K. Apesar de não chegar à mesma conclusão - por entender que a reserva de propriedade não foi constituída inicialmente a favor do vendedor do veículo - também o Acórdão recorrido concede nesta possibilidade, ancorando-se para o efeito no douto acórdão uniformizador de jurisprudência de 4 de Novembro de 2008, republicado a 26 de Novembro de 2008 em Diário da República, I Série, Nº 230, página 8489 e seguintes: L. "Não se desconhece que tem vindo a ser aceite a possibilidade de ocorrer sub-rogação, voluntária, seja do credor seja do devedor, a favor do financiador, em situações como a dos presentes autos (artigos 589° e 591° do CC), como acontece no parecer publicado no Boletim dos Registos e do Notariado, nº …, de Maio de 2001, citado no acórdão de 12 de Julho de 2007, deste Tribunal que abaixo se transcreve: M. "I) O financiamento por uma instituição de crédito da aquisição de um veículo automóvel, contratado sob condição de reserva de propriedade, poderá dar origem a uma situação que se reconduz à figura legal da sub-rogação voluntária, nas modalidades de sub-rogação pelo credor (artigo 589º do Código Civil) ou de sub-rogação pelo devedor, em consequência de empréstimo que lhe tenha sido efectuado (artigo 591° do mesmo Código).
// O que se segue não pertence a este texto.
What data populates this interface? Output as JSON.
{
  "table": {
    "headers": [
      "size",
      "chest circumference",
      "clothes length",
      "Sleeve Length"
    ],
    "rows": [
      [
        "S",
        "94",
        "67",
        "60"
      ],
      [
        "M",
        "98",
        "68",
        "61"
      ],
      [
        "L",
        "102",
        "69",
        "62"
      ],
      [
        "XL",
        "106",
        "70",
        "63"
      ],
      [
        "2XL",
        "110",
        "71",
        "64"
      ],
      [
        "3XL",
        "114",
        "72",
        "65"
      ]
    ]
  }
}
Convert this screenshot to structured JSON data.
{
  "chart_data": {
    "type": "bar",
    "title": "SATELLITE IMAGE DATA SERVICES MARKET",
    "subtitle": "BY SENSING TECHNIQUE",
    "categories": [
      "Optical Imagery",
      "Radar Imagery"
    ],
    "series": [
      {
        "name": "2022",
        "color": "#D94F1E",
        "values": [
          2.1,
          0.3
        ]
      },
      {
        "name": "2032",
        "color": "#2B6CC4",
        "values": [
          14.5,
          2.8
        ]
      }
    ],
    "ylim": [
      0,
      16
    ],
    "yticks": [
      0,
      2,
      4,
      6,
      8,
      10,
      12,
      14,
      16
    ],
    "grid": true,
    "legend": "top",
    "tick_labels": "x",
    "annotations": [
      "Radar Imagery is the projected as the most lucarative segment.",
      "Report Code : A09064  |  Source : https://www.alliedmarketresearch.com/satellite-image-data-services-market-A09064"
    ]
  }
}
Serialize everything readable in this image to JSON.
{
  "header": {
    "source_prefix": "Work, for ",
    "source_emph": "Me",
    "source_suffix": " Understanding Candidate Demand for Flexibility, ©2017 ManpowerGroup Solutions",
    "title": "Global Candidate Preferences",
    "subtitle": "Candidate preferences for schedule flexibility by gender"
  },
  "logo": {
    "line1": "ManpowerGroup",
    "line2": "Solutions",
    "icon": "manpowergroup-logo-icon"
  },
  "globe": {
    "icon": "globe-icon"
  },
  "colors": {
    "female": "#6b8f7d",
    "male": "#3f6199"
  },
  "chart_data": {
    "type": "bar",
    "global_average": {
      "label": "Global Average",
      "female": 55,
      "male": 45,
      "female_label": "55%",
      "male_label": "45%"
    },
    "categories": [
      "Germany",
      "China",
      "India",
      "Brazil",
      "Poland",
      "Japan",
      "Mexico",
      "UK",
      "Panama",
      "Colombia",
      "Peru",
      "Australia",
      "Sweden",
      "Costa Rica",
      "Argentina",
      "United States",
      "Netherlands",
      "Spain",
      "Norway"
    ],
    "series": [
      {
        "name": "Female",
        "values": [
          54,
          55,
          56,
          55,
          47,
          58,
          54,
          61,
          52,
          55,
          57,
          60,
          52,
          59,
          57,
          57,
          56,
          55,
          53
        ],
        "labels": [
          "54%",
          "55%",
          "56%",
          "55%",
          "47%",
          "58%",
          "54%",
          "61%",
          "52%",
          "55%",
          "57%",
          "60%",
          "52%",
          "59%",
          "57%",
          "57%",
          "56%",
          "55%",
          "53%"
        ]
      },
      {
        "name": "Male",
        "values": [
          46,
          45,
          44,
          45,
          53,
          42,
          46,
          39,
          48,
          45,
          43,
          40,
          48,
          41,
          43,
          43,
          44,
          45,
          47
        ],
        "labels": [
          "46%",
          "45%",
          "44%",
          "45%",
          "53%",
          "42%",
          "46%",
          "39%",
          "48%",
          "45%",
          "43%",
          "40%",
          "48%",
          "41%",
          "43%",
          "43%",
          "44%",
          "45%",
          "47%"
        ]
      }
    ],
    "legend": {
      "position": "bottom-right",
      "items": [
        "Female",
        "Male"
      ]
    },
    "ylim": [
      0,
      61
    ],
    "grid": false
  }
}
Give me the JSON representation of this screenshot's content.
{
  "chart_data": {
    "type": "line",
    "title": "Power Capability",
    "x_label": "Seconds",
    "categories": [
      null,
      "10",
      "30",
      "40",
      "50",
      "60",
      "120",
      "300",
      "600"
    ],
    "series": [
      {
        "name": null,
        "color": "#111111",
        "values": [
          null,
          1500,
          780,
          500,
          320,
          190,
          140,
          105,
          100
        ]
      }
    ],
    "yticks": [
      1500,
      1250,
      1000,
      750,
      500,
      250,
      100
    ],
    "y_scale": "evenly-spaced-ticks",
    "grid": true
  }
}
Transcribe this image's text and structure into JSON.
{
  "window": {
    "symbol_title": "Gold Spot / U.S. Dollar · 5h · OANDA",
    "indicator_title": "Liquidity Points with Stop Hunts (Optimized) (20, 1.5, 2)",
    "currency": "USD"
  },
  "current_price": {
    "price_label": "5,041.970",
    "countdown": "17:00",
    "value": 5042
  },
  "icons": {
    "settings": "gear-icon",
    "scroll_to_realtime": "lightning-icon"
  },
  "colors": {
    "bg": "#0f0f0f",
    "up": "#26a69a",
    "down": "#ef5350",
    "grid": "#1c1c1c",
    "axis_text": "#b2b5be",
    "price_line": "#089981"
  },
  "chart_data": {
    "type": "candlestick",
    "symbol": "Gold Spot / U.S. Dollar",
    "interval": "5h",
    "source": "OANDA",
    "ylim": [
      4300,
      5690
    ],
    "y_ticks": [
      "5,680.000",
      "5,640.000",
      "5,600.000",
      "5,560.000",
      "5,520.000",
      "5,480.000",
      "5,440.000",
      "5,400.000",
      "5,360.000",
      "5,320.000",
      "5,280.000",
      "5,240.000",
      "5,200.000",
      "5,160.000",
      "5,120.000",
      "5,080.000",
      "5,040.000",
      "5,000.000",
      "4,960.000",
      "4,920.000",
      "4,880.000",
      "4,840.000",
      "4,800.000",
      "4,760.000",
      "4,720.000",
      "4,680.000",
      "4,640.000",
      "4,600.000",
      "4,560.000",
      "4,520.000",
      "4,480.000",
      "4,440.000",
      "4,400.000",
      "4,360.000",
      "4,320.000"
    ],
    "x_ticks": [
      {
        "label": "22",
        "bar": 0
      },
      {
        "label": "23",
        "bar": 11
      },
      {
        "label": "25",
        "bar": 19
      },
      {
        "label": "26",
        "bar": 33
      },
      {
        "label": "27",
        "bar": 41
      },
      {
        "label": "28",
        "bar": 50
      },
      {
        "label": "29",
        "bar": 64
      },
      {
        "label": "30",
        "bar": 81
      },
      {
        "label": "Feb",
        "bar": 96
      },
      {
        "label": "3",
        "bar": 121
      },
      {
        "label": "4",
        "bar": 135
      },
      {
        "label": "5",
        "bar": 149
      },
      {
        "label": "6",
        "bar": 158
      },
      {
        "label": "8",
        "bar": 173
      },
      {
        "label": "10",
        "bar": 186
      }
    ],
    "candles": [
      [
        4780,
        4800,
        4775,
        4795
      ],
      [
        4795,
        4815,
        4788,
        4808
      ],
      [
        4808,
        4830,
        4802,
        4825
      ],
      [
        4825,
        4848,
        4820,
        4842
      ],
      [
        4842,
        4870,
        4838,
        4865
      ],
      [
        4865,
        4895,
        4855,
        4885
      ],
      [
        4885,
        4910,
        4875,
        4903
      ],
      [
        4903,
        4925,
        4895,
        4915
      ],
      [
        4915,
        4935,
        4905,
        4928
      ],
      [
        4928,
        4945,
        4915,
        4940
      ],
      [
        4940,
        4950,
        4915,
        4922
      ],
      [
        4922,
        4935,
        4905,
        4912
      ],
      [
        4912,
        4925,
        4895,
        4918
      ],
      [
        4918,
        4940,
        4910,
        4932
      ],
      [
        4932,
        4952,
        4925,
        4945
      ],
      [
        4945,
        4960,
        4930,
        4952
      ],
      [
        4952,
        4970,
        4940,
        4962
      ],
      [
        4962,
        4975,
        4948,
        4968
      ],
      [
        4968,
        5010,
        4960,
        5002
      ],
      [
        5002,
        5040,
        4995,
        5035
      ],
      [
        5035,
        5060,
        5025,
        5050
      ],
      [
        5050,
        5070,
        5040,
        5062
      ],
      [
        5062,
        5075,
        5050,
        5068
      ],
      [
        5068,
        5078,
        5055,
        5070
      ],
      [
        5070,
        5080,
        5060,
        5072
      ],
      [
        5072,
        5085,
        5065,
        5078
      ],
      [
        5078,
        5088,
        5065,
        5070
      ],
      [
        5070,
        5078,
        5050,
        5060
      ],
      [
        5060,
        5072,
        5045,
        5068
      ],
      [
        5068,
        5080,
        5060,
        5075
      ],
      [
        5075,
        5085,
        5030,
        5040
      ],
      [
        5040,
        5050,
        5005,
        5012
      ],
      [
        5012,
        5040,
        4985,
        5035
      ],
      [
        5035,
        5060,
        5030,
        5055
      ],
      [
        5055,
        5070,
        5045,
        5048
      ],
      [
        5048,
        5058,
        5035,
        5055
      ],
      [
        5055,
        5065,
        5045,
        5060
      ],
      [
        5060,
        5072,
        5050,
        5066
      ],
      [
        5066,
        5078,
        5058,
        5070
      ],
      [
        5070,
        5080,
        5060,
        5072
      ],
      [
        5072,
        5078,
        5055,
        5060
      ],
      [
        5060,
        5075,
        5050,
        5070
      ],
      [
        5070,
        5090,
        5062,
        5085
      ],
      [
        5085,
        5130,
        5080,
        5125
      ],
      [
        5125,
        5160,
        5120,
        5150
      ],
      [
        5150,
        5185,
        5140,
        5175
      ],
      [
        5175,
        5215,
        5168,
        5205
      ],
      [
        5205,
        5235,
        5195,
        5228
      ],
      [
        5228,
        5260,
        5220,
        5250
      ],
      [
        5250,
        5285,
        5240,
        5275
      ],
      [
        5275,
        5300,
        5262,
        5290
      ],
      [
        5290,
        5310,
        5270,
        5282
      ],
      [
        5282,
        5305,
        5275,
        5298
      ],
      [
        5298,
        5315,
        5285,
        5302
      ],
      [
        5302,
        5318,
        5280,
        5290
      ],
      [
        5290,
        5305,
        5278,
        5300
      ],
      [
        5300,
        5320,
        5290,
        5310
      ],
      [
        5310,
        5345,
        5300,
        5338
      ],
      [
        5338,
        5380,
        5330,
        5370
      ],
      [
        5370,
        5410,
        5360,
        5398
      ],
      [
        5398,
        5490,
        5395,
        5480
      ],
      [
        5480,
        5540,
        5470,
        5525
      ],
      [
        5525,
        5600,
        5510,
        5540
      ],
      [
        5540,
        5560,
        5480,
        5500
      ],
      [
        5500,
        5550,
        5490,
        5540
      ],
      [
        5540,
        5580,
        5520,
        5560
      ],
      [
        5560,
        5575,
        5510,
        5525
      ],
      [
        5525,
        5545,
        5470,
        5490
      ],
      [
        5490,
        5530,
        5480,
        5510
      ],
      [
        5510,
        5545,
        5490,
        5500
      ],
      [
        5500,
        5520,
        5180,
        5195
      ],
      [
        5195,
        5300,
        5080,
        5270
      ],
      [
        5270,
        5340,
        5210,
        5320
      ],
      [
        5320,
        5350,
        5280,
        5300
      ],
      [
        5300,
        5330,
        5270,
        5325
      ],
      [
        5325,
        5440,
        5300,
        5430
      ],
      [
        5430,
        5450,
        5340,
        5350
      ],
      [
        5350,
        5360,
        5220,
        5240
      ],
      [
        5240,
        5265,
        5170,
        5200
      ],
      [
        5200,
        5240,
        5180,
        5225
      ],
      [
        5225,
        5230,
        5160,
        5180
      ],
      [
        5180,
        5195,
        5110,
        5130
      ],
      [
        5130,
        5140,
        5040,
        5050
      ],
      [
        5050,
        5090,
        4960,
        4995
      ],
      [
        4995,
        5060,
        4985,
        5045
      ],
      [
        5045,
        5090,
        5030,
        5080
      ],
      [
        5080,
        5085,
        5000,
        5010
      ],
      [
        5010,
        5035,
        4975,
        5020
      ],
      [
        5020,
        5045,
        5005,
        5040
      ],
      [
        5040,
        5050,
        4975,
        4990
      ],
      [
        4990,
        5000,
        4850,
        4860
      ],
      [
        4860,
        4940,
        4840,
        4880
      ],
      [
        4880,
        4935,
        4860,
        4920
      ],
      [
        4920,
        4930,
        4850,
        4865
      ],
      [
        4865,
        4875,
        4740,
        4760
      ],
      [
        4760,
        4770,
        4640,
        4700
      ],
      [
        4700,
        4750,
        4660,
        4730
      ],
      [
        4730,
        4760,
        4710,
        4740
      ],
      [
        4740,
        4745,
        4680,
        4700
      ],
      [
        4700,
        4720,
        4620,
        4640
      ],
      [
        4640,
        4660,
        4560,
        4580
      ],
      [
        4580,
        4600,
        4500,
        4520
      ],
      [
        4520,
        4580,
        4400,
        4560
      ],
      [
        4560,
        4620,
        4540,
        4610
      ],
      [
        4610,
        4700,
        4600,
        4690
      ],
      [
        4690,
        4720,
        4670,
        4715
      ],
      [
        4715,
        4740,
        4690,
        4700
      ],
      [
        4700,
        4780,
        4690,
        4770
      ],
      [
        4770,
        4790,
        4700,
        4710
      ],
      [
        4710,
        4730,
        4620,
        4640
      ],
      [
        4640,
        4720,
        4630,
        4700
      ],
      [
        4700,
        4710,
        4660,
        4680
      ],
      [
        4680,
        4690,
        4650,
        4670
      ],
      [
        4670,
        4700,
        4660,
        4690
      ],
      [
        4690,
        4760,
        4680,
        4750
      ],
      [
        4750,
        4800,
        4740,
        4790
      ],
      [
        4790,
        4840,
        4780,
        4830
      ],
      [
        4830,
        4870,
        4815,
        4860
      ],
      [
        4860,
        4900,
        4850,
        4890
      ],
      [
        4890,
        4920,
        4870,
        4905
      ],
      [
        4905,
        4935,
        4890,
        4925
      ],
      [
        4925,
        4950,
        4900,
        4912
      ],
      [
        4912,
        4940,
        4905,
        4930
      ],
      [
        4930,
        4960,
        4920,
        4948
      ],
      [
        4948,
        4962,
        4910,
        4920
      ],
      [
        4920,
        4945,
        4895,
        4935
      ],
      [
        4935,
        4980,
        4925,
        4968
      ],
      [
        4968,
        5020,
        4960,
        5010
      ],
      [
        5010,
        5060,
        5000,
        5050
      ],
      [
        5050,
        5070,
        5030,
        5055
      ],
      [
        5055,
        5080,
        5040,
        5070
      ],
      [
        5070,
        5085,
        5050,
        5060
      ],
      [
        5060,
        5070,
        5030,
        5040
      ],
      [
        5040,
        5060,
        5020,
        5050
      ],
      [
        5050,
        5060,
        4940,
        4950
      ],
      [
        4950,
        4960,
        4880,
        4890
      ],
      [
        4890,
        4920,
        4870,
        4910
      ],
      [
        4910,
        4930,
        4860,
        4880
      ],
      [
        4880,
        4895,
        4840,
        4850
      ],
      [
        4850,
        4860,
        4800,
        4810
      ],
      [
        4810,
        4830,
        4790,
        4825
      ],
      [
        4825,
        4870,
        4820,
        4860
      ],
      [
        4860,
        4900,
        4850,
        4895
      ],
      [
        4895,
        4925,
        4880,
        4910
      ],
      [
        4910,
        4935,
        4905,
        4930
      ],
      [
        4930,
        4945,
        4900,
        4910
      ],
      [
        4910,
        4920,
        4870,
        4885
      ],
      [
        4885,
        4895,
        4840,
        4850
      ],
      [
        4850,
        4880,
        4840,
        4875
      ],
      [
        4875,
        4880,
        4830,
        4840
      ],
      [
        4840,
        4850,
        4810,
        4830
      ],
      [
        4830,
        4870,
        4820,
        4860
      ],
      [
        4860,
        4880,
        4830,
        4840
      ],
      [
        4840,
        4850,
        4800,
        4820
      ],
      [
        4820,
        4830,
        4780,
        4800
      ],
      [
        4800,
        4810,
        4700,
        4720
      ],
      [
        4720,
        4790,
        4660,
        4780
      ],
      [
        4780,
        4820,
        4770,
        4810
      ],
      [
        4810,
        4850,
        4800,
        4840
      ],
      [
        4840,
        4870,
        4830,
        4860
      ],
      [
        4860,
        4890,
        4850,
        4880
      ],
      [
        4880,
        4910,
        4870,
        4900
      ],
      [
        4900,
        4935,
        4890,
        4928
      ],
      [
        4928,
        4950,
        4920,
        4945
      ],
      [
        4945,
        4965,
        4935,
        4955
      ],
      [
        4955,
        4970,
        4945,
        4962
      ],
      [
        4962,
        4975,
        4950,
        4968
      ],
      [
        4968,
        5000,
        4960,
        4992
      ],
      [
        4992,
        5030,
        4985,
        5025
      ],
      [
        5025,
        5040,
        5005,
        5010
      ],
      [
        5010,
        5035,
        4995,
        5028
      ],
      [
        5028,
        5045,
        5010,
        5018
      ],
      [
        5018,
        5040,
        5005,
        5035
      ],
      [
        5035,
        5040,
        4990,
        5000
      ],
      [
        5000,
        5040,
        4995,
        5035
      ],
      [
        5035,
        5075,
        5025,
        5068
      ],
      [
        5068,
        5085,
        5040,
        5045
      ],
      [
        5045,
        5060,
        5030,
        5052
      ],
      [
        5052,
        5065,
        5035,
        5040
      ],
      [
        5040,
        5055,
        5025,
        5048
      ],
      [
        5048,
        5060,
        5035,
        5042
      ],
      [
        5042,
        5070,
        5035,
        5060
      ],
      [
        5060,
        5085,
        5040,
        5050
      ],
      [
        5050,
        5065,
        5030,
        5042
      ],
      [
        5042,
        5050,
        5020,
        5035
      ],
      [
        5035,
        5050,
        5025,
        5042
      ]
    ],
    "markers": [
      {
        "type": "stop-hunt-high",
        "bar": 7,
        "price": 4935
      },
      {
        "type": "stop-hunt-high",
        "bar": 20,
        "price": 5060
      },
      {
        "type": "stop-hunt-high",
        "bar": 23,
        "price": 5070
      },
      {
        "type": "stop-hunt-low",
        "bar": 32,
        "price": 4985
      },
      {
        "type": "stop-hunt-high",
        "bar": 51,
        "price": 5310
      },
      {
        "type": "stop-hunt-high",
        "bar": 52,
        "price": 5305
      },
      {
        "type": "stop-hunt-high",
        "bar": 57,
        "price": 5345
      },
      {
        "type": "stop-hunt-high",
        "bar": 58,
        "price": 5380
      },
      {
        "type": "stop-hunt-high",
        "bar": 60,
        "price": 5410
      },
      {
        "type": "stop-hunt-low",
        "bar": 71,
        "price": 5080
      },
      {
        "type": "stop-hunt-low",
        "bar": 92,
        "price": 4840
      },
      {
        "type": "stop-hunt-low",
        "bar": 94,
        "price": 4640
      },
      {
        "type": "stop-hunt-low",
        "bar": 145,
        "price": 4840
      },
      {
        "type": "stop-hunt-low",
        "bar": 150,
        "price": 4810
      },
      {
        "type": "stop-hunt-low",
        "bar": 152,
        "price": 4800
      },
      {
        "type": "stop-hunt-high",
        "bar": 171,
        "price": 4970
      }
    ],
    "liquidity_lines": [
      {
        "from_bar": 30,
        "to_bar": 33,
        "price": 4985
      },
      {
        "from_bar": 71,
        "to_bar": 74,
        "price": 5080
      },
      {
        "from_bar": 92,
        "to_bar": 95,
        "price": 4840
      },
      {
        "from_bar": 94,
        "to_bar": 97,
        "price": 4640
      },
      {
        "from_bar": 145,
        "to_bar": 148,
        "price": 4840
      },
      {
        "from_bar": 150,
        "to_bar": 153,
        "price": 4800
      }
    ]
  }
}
N. Assim, a lei civil permite que, por actos celebrados simultaneamente, com intervenção de todos os interessados: 1º O vendedor aliene o veículo ao comprador, estipulando-se a reserva de propriedade a favor do primeiro até integral pagamento do preço; 2º O comprador celebre um contrato de mútuo com uma instituição de crédito, para financiamento do preço de aquisição, procedendo aquela à liquidação do preço junto do vendedor ou, em alternativa, sendo tal pagamento efectuado directamente pela instituição de crédito junto do vendedor, substituindo-se ao comprador; 3º Em consequência, o devedor sub-rogue expressamente a instituição de crédito nos direitos do vendedor, com o assentimento e a declaração de transmissão da propriedade reservada a favor daquela, por parte do vendedor (na 1ª hipótese referida no número anterior), ou o vendedor sub-rogue expressamente a entidade financiadora nos seus direitos, transmitindo-lhe a propriedade reservada com conhecimento simultâneo do facto por parte do comprador (na 2.

a hipótese referida no mesmo número)".

O. Face ao exposto, forçoso se toma concluir pela validade da cláusula de reserva de propriedade, e da legitimidade da titularidade da mesma na esfera jurídica da Apelante.

P. A posição do tribunal a quo, relativamente às clausulas constantes do verso do contrato, apesar das...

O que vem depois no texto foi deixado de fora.